As soon as the news that he had added a cannon to his equipment reached Washington, the Secretary of War, James M. Porter, sent a message after him, post haste, countermanding the expedition on the ground that he had prepared himself with a military equipment, which the pacific nature of his journey did not require. It was specially charged as a heinous offense that he had procured a small mountain howitzer from the arsenal at St. Louis, in addition to his other firearms.

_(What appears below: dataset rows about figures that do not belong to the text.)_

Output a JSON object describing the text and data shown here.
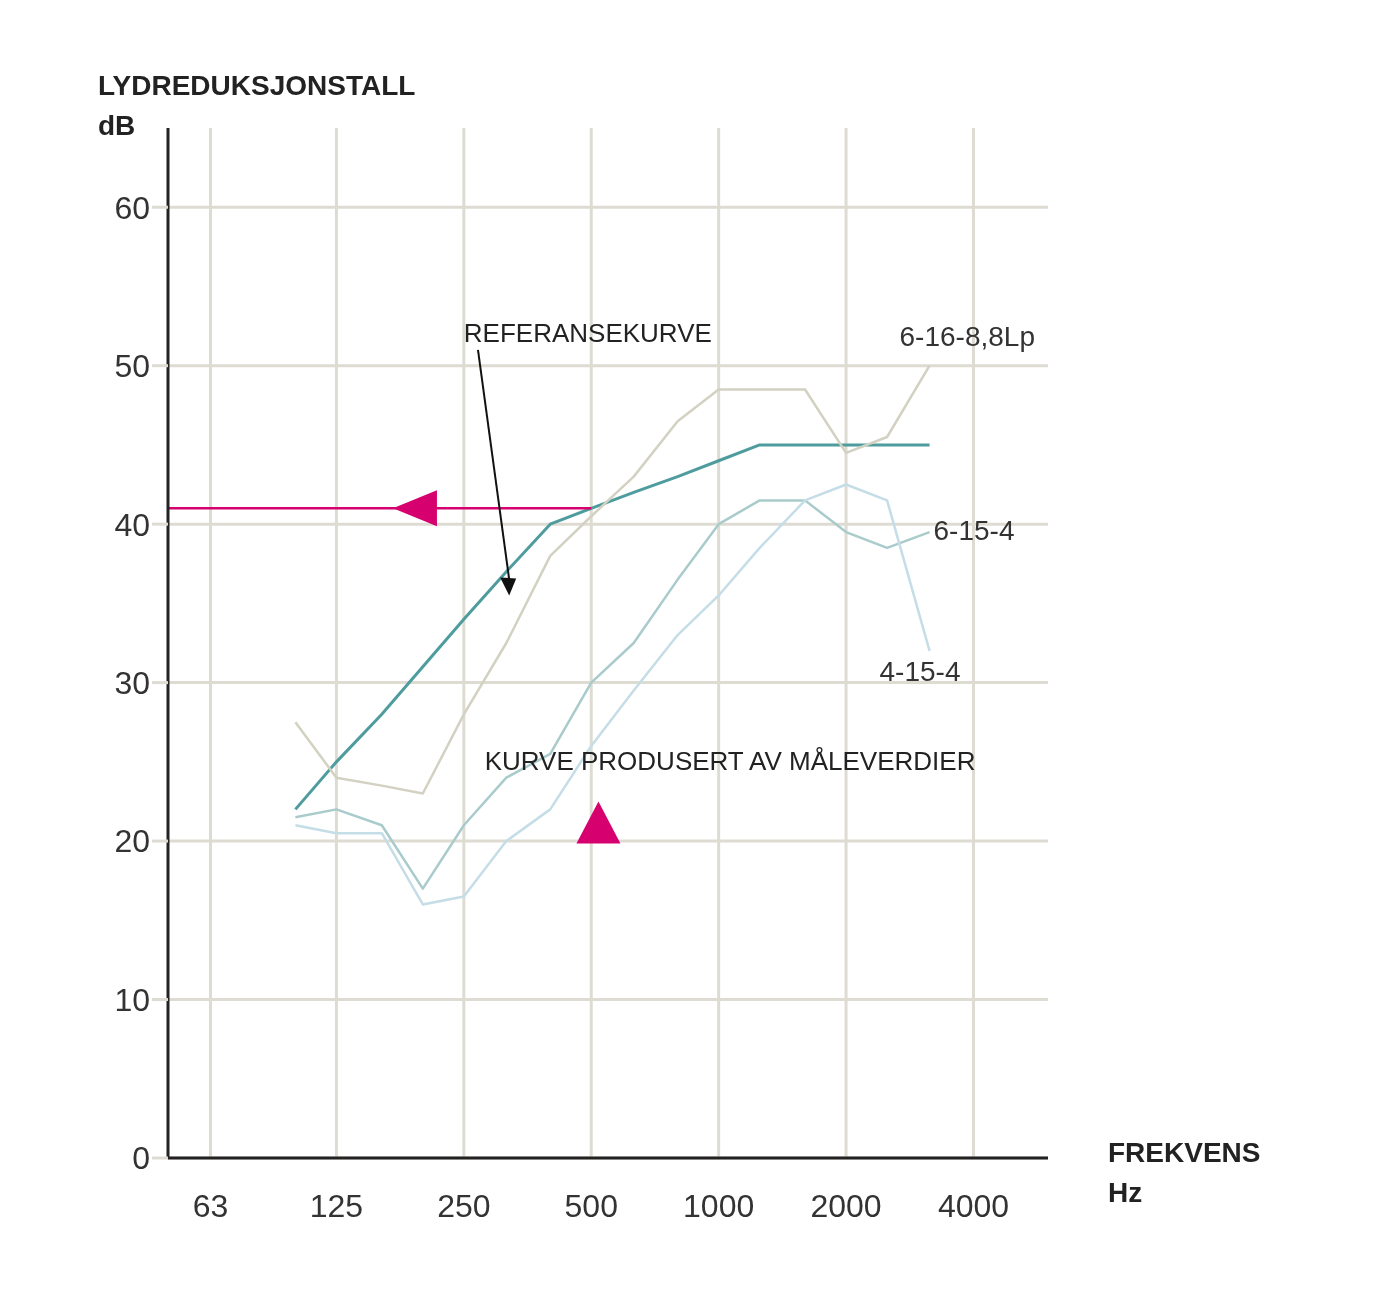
{
  "chart_data": {
    "type": "line",
    "xlabel": "FREKVENS\nHz",
    "ylabel": "LYDREDUKSJONSTALL\ndB",
    "log": "x",
    "xlim": [
      50,
      6000
    ],
    "xticks": [
      63,
      125,
      250,
      500,
      1000,
      2000,
      4000
    ],
    "ylim": [
      0,
      65
    ],
    "yticks": [
      0,
      10,
      20,
      30,
      40,
      50,
      60
    ],
    "grid": true,
    "legend": false,
    "marker": "none",
    "x": [
      100,
      125,
      160,
      200,
      250,
      315,
      400,
      500,
      630,
      800,
      1000,
      1250,
      1600,
      2000,
      2500,
      3150
    ],
    "series": [
      {
        "color": "#4e9c9e",
        "values": [
          22,
          25,
          28,
          31,
          34,
          37,
          40,
          41,
          42,
          43,
          44,
          45,
          45,
          45,
          45,
          45
        ]
      },
      {
        "name": "6-16-8,8Lp",
        "color": "#d3d1c2",
        "values": [
          27.5,
          24,
          23.5,
          23,
          28,
          32.5,
          38,
          40.5,
          43,
          46.5,
          48.5,
          48.5,
          48.5,
          44.5,
          45.5,
          50
        ]
      },
      {
        "name": "6-15-4",
        "color": "#a9cbcb",
        "values": [
          21.5,
          22,
          21,
          17,
          21,
          24,
          25.5,
          30,
          32.5,
          36.5,
          40,
          41.5,
          41.5,
          39.5,
          38.5,
          39.5
        ]
      },
      {
        "name": "4-15-4",
        "color": "#c5dde7",
        "values": [
          21,
          20.5,
          20.5,
          16,
          16.5,
          20,
          22,
          26,
          29.5,
          33,
          35.5,
          38.5,
          41.5,
          42.5,
          41.5,
          32
        ]
      },
      {
        "color": "#d6006f",
        "x": [
          50,
          500
        ],
        "values": [
          41,
          41
        ]
      }
    ],
    "annotations": [
      "REFERANSEKURVE",
      "KURVE PRODUSERT AV MÅLEVERDIER"
    ]
  }
}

But Frémont had already started. He was not far on his way, and the message could have reached him easily. It was not destined to do so, however, until after his return. The message came to the hands of his girl-wife, Jessie Benton Frémont, the daughter of Missouri's great senator, Thomas H. Benton, and she knew, as Charles A. Moody has well written, that

this order, obeyed, would indefinitely postpone the expedition—probably wreck it entirely. She did not forward it. Consulting no one, since there was no one at hand to consult, she sent a swift messenger to her husband with word to break camp and move forward at once—"he could not have the reason for haste, but there was reason enough." And he, knowing well and well trusting the sanity and breadth of that girl-brain, hastened forward, unquestioning, while she promptly informed the officer whose order she had vetoed, what she had done, and why. So far as human wit may penetrate, obedience to that backward summons would have meant, three years later, the winning of California by another nation—and what that loss would have signified to the United States none can know fully, but any may partly guess who realizes a part of what California has meant for us.

In commenting later upon this countermand of the Expedition Frémont remarks:

It is not probable that I would have been recalled from the Missouri frontier to Washington to explain why I had taken an arm that simply served to increase the means of defense for a small party very certain to encounter Indian hostility, and which involved very trifling expense. The administration in Washington was apparently afraid of the English situation in Oregon.

Unconscious, therefore, of his wife's action,—which might easily have ruined his career—Frémont pushed on. The howitzer accompanied him into Oregon, back through into Nevada, and is clearly seen in the picture of Pyramid Lake drawn by Mr. Preuss (which appears in the original report), showing it after it had traveled in the neighborhood of four thousand miles.

The last time it was fired as far as the Frémont Expedition is concerned was on Christmas Eve, in 1843. The party was camped on Christmas Lake, now known as Warner Lake, Oregon, and the following morning the gun crew wakened Frémont with a salute, fired in honor of the day. A month later, two hundred and fifty miles south, it was to be abandoned in the mountains near West Walker River, on account of the deep snow which made it impossible for the weary horses to drag it further.